L’idée n’est pas la clé de tout qu’il faut protéger des copieurs. Le succès ne tient pas dans l’absolue originalité de l’idée mais dans la qualité de l’exécution. Nous sommes 6,5 milliards sur Terre, la probabilité d’avoir une idée que personne n’a eue auparavant est faible. A titre d’exemple, Youtube n’était pas du tout une création originale, et il y avait de nombreux réseaux comme Facebook au moment de sa création. Qui se rappelle d’Altavista, bien avant Google. Et Copernic ?
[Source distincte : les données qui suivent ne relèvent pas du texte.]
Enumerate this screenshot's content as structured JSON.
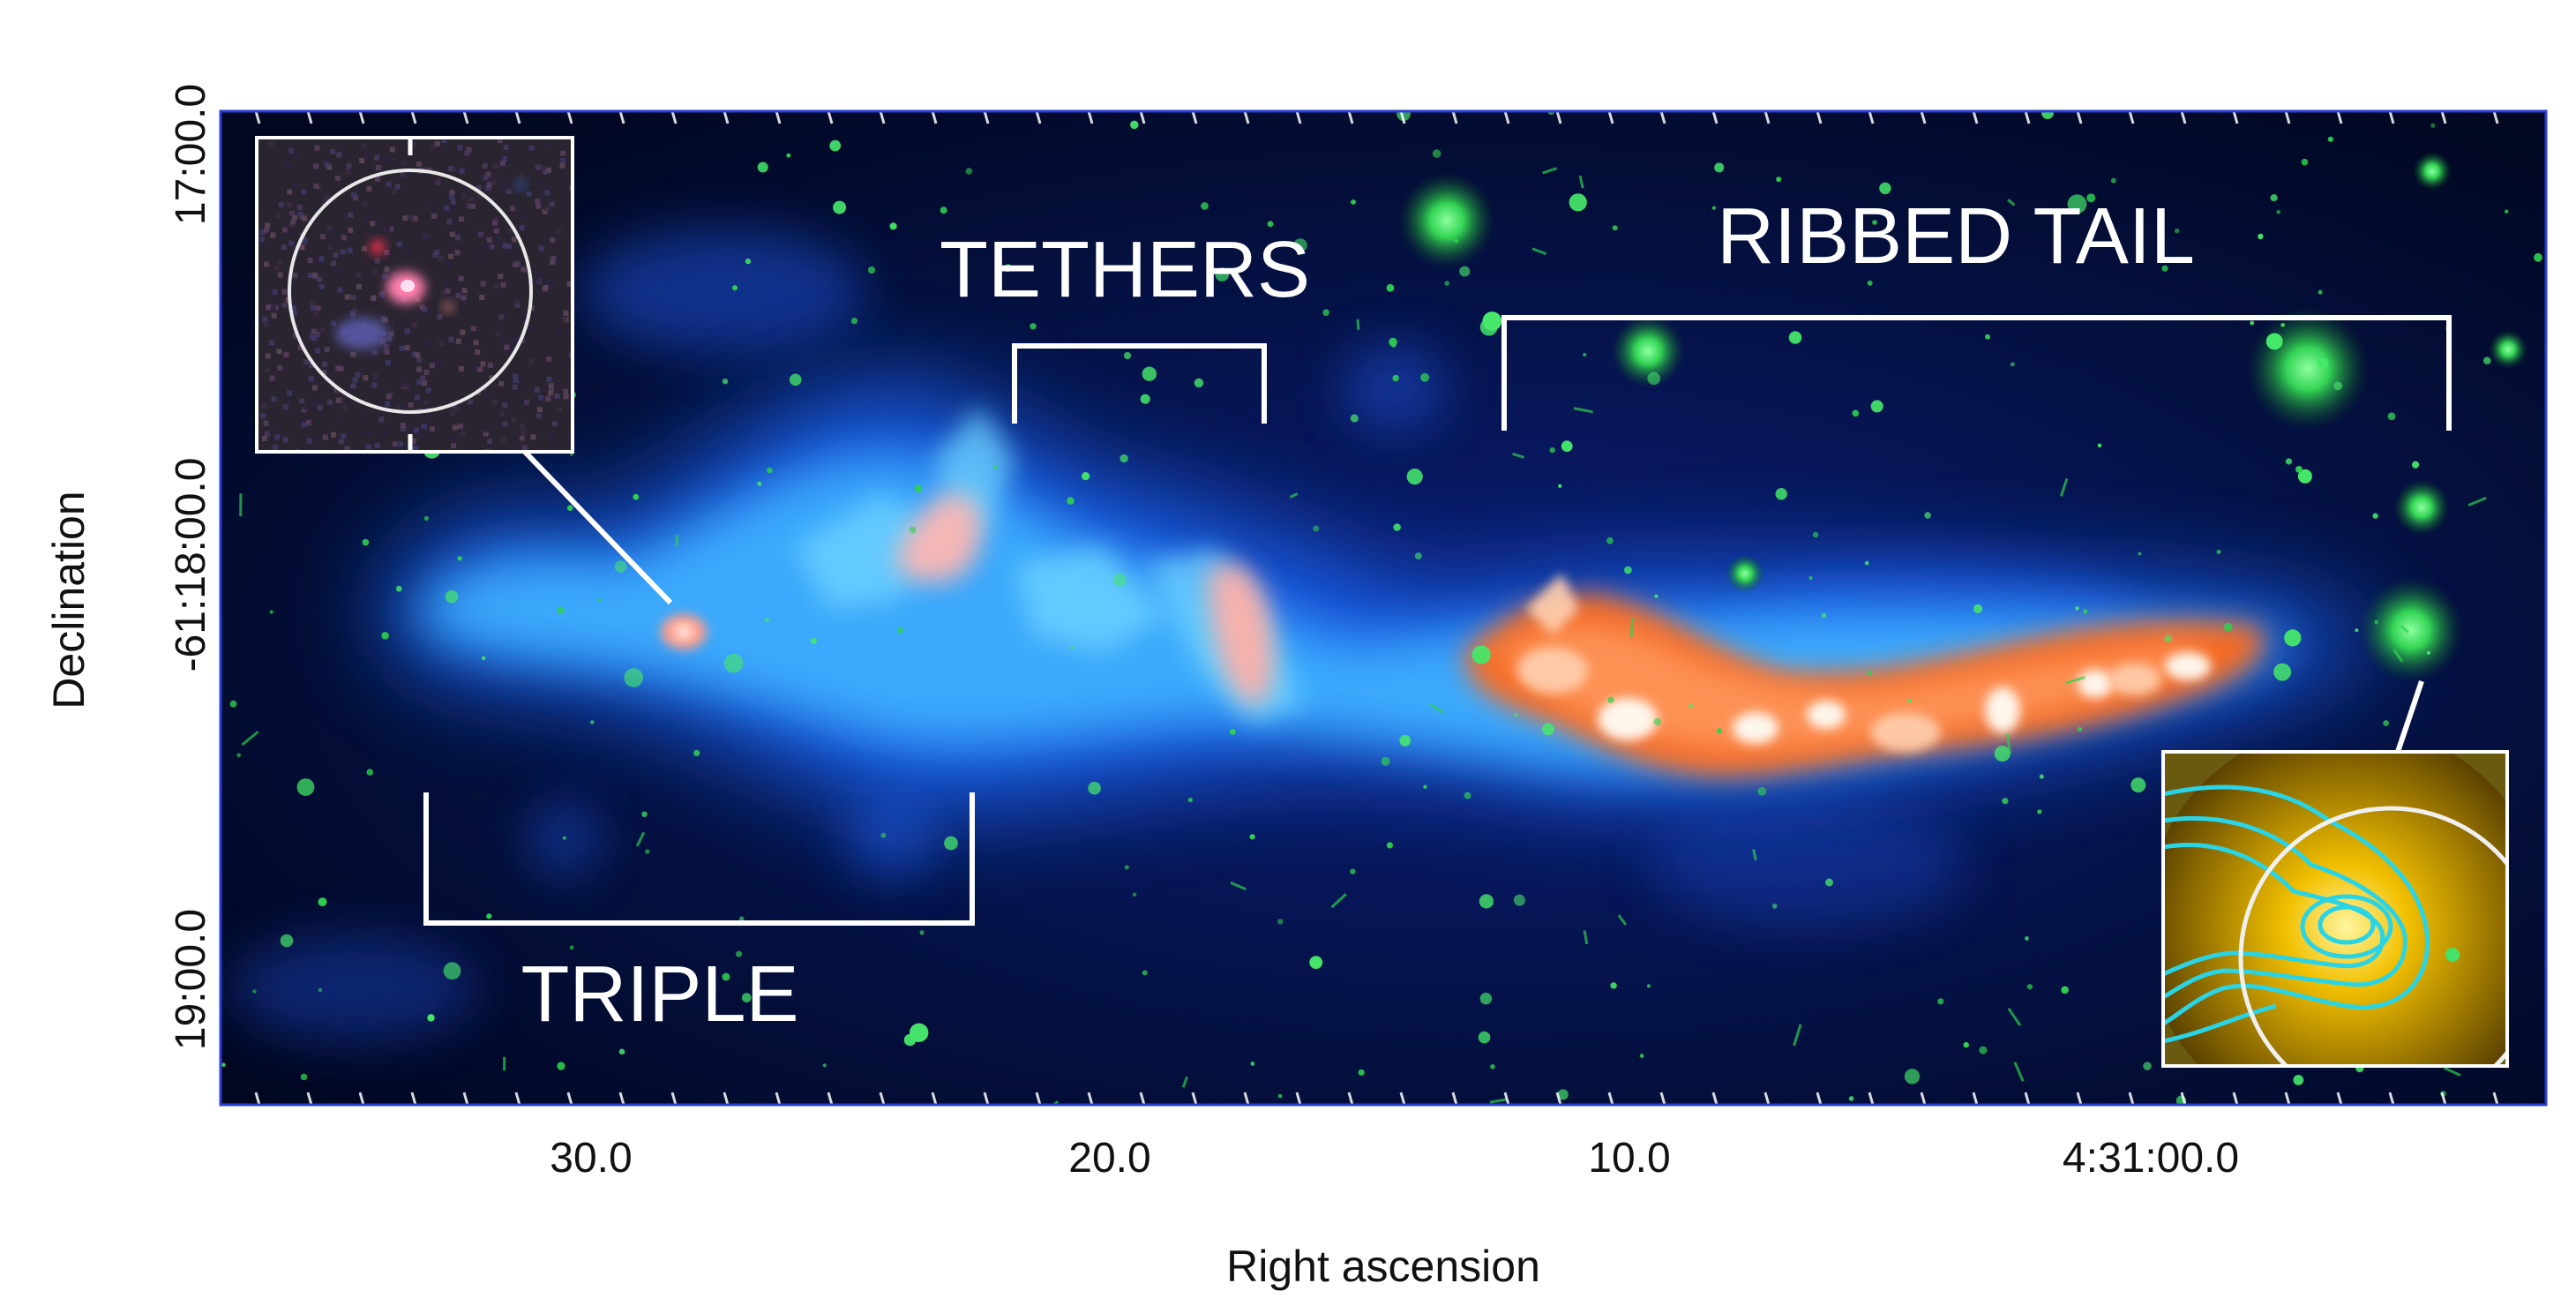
{
  "axes": {
    "x_label": "Right ascension",
    "y_label": "Declination",
    "x_ticks": [
      "30.0",
      "20.0",
      "10.0",
      "4:31:00.0"
    ],
    "y_ticks": [
      "17:00.0",
      "-61:18:00.0",
      "19:00.0"
    ]
  },
  "annotations": {
    "tethers": "TETHERS",
    "ribbed_tail": "RIBBED TAIL",
    "triple": "TRIPLE"
  },
  "colors": {
    "frame": "#2a3fd6",
    "background": "#020a2c",
    "emission_blue": "#2a7bff",
    "emission_cyan": "#58c8ff",
    "emission_orange": "#ff6a1a",
    "emission_core": "#fff4e8",
    "stars": "#35e05a",
    "contours": "#29d4e6"
  },
  "insets": {
    "top_left": "optical host inset",
    "bottom_right": "radio contour inset"
  }
}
Non, plus que l’idée, c’est la vision qui compte. La capacité d’une personne à transformer une idée en une vision, qui deviendra une force de conviction, encourageant d’autres à la suivre, pour bâtir quelque chose. Donc ce n’est pas l’idée la clé, c’est ce qu’on en fait.

Mythe n°2: Le premier entrant, ou «First-Mover advantage»
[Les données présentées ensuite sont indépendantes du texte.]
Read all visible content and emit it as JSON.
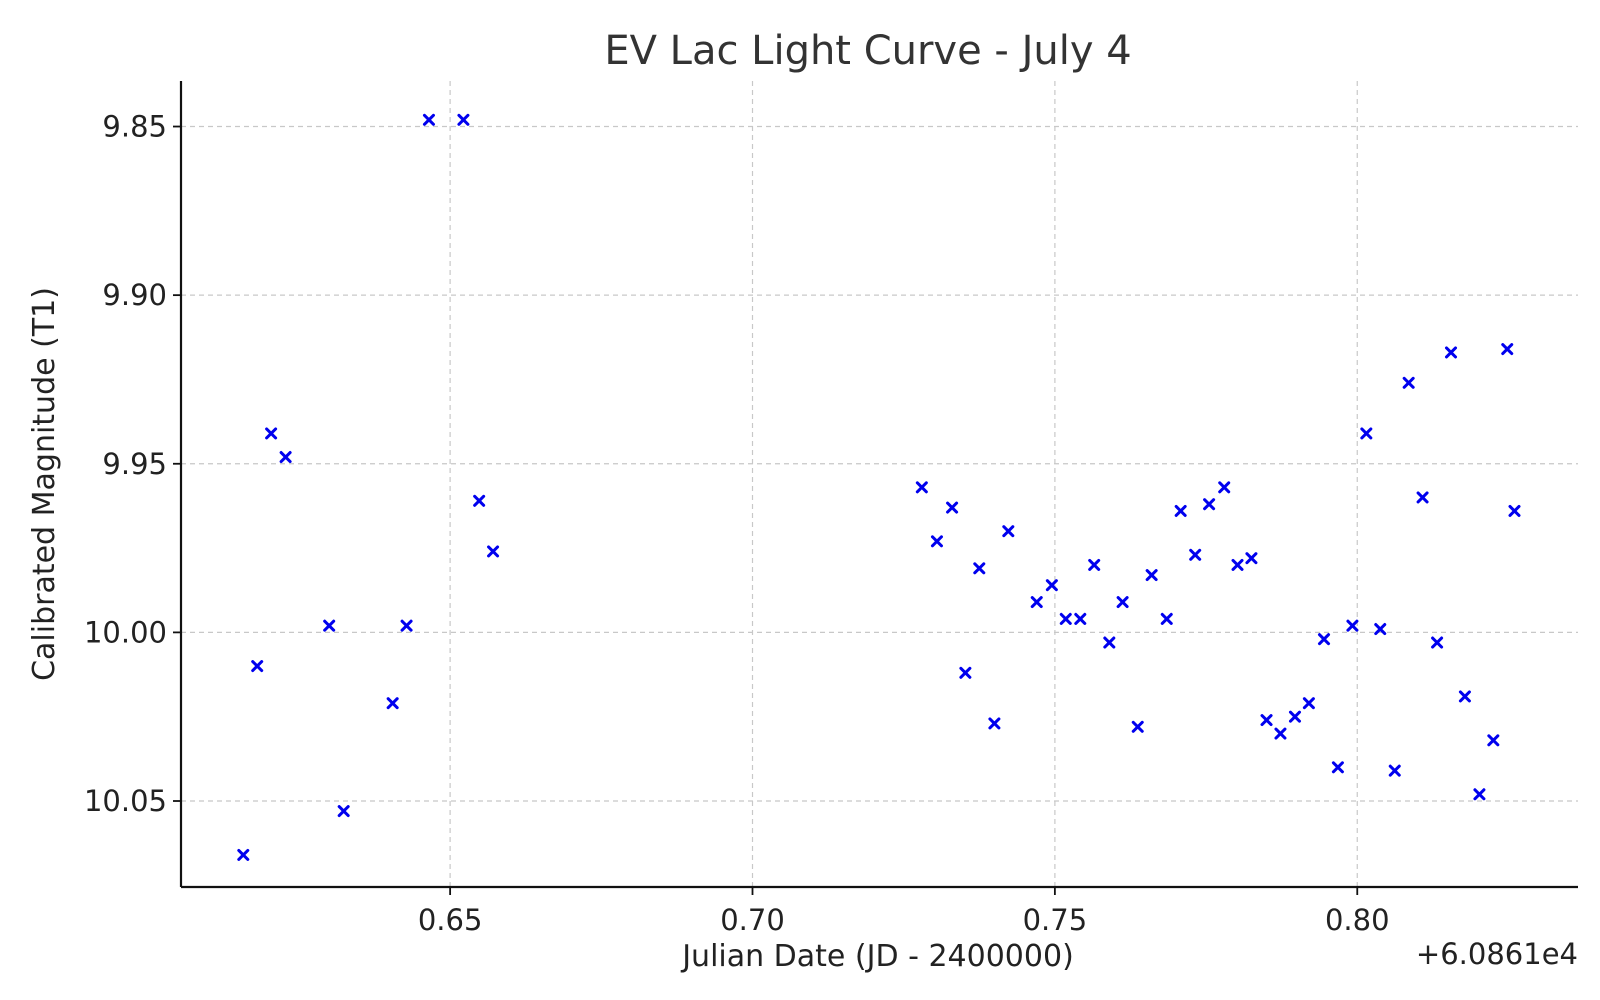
{
  "chart_data": {
    "type": "scatter",
    "title": "EV Lac Light Curve - July 4",
    "xlabel": "Julian Date (JD - 2400000)",
    "ylabel": "Calibrated Magnitude (T1)",
    "x_offset_label": "+6.0861e4",
    "x_offset": 60861,
    "xlim": [
      0.6055,
      0.8365
    ],
    "ylim": [
      10.0755,
      9.8365
    ],
    "y_inverted": true,
    "xticks": [
      0.65,
      0.7,
      0.75,
      0.8
    ],
    "xtick_labels": [
      "0.65",
      "0.70",
      "0.75",
      "0.80"
    ],
    "yticks": [
      9.85,
      9.9,
      9.95,
      10.0,
      10.05
    ],
    "ytick_labels": [
      "9.85",
      "9.90",
      "9.95",
      "10.00",
      "10.05"
    ],
    "grid": true,
    "marker": "x",
    "color": "#0000ee",
    "series": [
      {
        "points": [
          [
            0.6158,
            10.066
          ],
          [
            0.6181,
            10.01
          ],
          [
            0.6204,
            9.941
          ],
          [
            0.6228,
            9.948
          ],
          [
            0.63,
            9.998
          ],
          [
            0.6324,
            10.053
          ],
          [
            0.6405,
            10.021
          ],
          [
            0.6428,
            9.998
          ],
          [
            0.6465,
            9.848
          ],
          [
            0.6522,
            9.848
          ],
          [
            0.6548,
            9.961
          ],
          [
            0.6571,
            9.976
          ],
          [
            0.728,
            9.957
          ],
          [
            0.7305,
            9.973
          ],
          [
            0.733,
            9.963
          ],
          [
            0.7352,
            10.012
          ],
          [
            0.7375,
            9.981
          ],
          [
            0.74,
            10.027
          ],
          [
            0.7423,
            9.97
          ],
          [
            0.747,
            9.991
          ],
          [
            0.7495,
            9.986
          ],
          [
            0.7518,
            9.996
          ],
          [
            0.7542,
            9.996
          ],
          [
            0.7565,
            9.98
          ],
          [
            0.759,
            10.003
          ],
          [
            0.7612,
            9.991
          ],
          [
            0.7637,
            10.028
          ],
          [
            0.766,
            9.983
          ],
          [
            0.7685,
            9.996
          ],
          [
            0.7708,
            9.964
          ],
          [
            0.7732,
            9.977
          ],
          [
            0.7755,
            9.962
          ],
          [
            0.778,
            9.957
          ],
          [
            0.7802,
            9.98
          ],
          [
            0.7825,
            9.978
          ],
          [
            0.785,
            10.026
          ],
          [
            0.7873,
            10.03
          ],
          [
            0.7897,
            10.025
          ],
          [
            0.792,
            10.021
          ],
          [
            0.7945,
            10.002
          ],
          [
            0.7968,
            10.04
          ],
          [
            0.7992,
            9.998
          ],
          [
            0.8015,
            9.941
          ],
          [
            0.8038,
            9.999
          ],
          [
            0.8062,
            10.041
          ],
          [
            0.8085,
            9.926
          ],
          [
            0.8108,
            9.96
          ],
          [
            0.8132,
            10.003
          ],
          [
            0.8155,
            9.917
          ],
          [
            0.8178,
            10.019
          ],
          [
            0.8202,
            10.048
          ],
          [
            0.8225,
            10.032
          ],
          [
            0.8248,
            9.916
          ],
          [
            0.826,
            9.964
          ]
        ]
      }
    ]
  }
}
L’un des mythes les plus fréquents est celui du «First-Mover advantage». Selon ce principe, le premier entrant sur un marché est celui qui rafle la mise. Ce qui conduit certaines start-up à accélérer le mouvement et à parfois lancer un produit ou service non encore pleinement satisfaisant ou opérationnel, juste pour être sur le marché les premiers. Lorsque l’on y pense un peu, au bout de 5 minutes nous sommes tous capables de faire une liste de produits ou services qui sont dominants sur un marché, sans avoir été les premiers entrants. Non ? Quid de Google, premier moteur de recherche ? Archos a lancé une tablette bien avant Apple.
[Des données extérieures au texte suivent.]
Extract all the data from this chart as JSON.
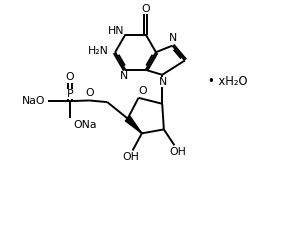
{
  "bg_color": "#ffffff",
  "line_color": "#000000",
  "line_width": 1.4,
  "font_size": 7.8,
  "figsize": [
    2.81,
    2.36
  ],
  "dpi": 100,
  "xlim": [
    0,
    8.5
  ],
  "ylim": [
    0,
    7.0
  ]
}
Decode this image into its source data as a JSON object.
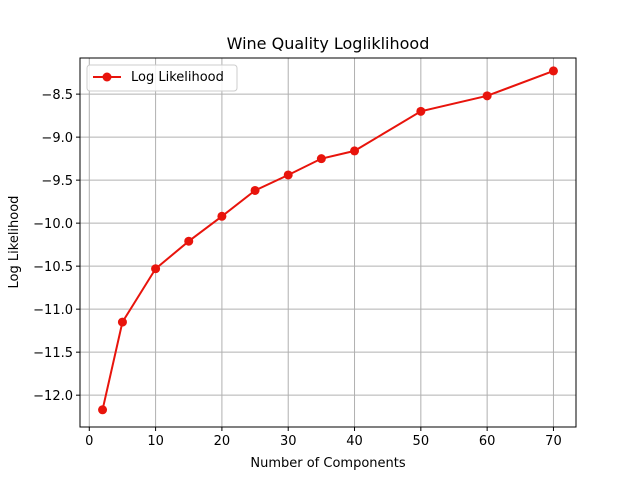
{
  "chart_data": {
    "type": "line",
    "title": "Wine Quality Logliklihood",
    "xlabel": "Number of Components",
    "ylabel": "Log Likelihood",
    "xlim": [
      -1.4,
      73.4
    ],
    "ylim": [
      -12.37,
      -8.08
    ],
    "xticks": [
      0,
      10,
      20,
      30,
      40,
      50,
      60,
      70
    ],
    "yticks": [
      -12.0,
      -11.5,
      -11.0,
      -10.5,
      -10.0,
      -9.5,
      -9.0,
      -8.5
    ],
    "xtick_labels": [
      "0",
      "10",
      "20",
      "30",
      "40",
      "50",
      "60",
      "70"
    ],
    "ytick_labels": [
      "−12.0",
      "−11.5",
      "−11.0",
      "−10.5",
      "−10.0",
      "−9.5",
      "−9.0",
      "−8.5"
    ],
    "grid": true,
    "legend_position": "upper-left",
    "series": [
      {
        "name": "Log Likelihood",
        "color": "#e8140c",
        "marker": "circle",
        "x": [
          2,
          5,
          10,
          15,
          20,
          25,
          30,
          35,
          40,
          50,
          60,
          70
        ],
        "y": [
          -12.17,
          -11.15,
          -10.53,
          -10.21,
          -9.92,
          -9.62,
          -9.44,
          -9.25,
          -9.16,
          -8.7,
          -8.52,
          -8.23
        ]
      }
    ]
  }
}
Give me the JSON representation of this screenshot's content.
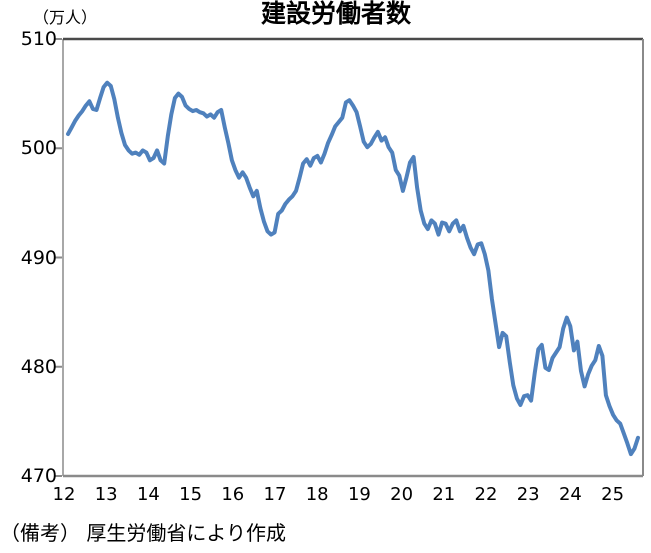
{
  "title": "建設労働者数",
  "y_axis_unit_label": "（万人）",
  "note": "（備考） 厚生労働省により作成",
  "colors": {
    "line": "#4f81bd",
    "axis": "#8a8a8a",
    "axis_left": "#a8a8a8",
    "border_top": "#4a4a4a",
    "text": "#000000"
  },
  "chart_data": {
    "type": "line",
    "title": "建設労働者数",
    "ylabel": "（万人）",
    "xlabel": "",
    "ylim": [
      470,
      510
    ],
    "y_ticks": [
      510,
      500,
      490,
      480,
      470
    ],
    "x_tick_labels": [
      "12",
      "13",
      "14",
      "15",
      "16",
      "17",
      "18",
      "19",
      "20",
      "21",
      "22",
      "23",
      "24",
      "25"
    ],
    "x_start": "2012-01",
    "x_end": "2025-05",
    "frequency": "monthly",
    "grid": false,
    "legend_position": "none",
    "series": [
      {
        "name": "建設労働者数",
        "values": [
          501.3,
          501.9,
          502.5,
          503.0,
          503.4,
          503.9,
          504.3,
          503.6,
          503.5,
          504.6,
          505.6,
          506.0,
          505.7,
          504.5,
          502.8,
          501.4,
          500.3,
          499.8,
          499.5,
          499.6,
          499.4,
          499.8,
          499.6,
          498.9,
          499.1,
          499.8,
          498.9,
          498.6,
          501.1,
          503.1,
          504.6,
          505.0,
          504.7,
          503.9,
          503.6,
          503.4,
          503.5,
          503.3,
          503.2,
          502.9,
          503.1,
          502.8,
          503.3,
          503.5,
          501.9,
          500.5,
          498.9,
          498.0,
          497.3,
          497.8,
          497.3,
          496.4,
          495.6,
          496.1,
          494.5,
          493.3,
          492.4,
          492.1,
          492.3,
          494.0,
          494.3,
          494.9,
          495.3,
          495.6,
          496.1,
          497.3,
          498.6,
          499.0,
          498.4,
          499.1,
          499.3,
          498.7,
          499.5,
          500.5,
          501.2,
          502.0,
          502.4,
          502.8,
          504.2,
          504.4,
          503.9,
          503.3,
          502.0,
          500.6,
          500.1,
          500.4,
          501.0,
          501.5,
          500.7,
          501.0,
          500.1,
          499.6,
          498.0,
          497.5,
          496.1,
          497.3,
          498.7,
          499.2,
          496.4,
          494.3,
          493.1,
          492.6,
          493.4,
          493.1,
          492.1,
          493.2,
          493.1,
          492.4,
          493.1,
          493.4,
          492.4,
          492.9,
          491.8,
          490.9,
          490.3,
          491.2,
          491.3,
          490.3,
          488.8,
          486.2,
          484.0,
          481.8,
          483.1,
          482.8,
          480.4,
          478.3,
          477.1,
          476.5,
          477.3,
          477.4,
          476.9,
          479.4,
          481.6,
          482.0,
          479.9,
          479.7,
          480.8,
          481.3,
          481.8,
          483.5,
          484.5,
          483.7,
          481.5,
          482.3,
          479.6,
          478.2,
          479.3,
          480.1,
          480.6,
          481.9,
          481.0,
          477.4,
          476.4,
          475.6,
          475.1,
          474.8,
          473.9,
          473.0,
          472.0,
          472.5,
          473.5
        ]
      }
    ]
  }
}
S’imposer sur un marché est très complexe. Le mythe du «First-Mover advantage» est une simplification d’un mécanisme complexe. En effet, prendre l’avantage sur un marché dépend de la structure du marché, du type de concurrent, du comportement du consommateur, du niveau technologique, etc. Le «First-Mover advantage» est donc une simplification d’un mécanisme complexe, conduisant d’ailleurs à émergence du concept de «First-Mover disavantage» ; et à chaque étude démontrant que le «First-Mover advantage» était déterminant, une autre étude montre qu’il n’existe pas. N’est-ce pas cela, un mythe? Voici un lien vers un article qui détaille le raisonnement.

Mythe n°3: «La stratégie, c’est juste une question d’outils»

Le but des outils est d’identifier les menaces qui pèsent sur l’entreprise, et d’identifier les opportunités qui permettront de la transformer. Pour ce faire, il y a un très grand nombre d’outils.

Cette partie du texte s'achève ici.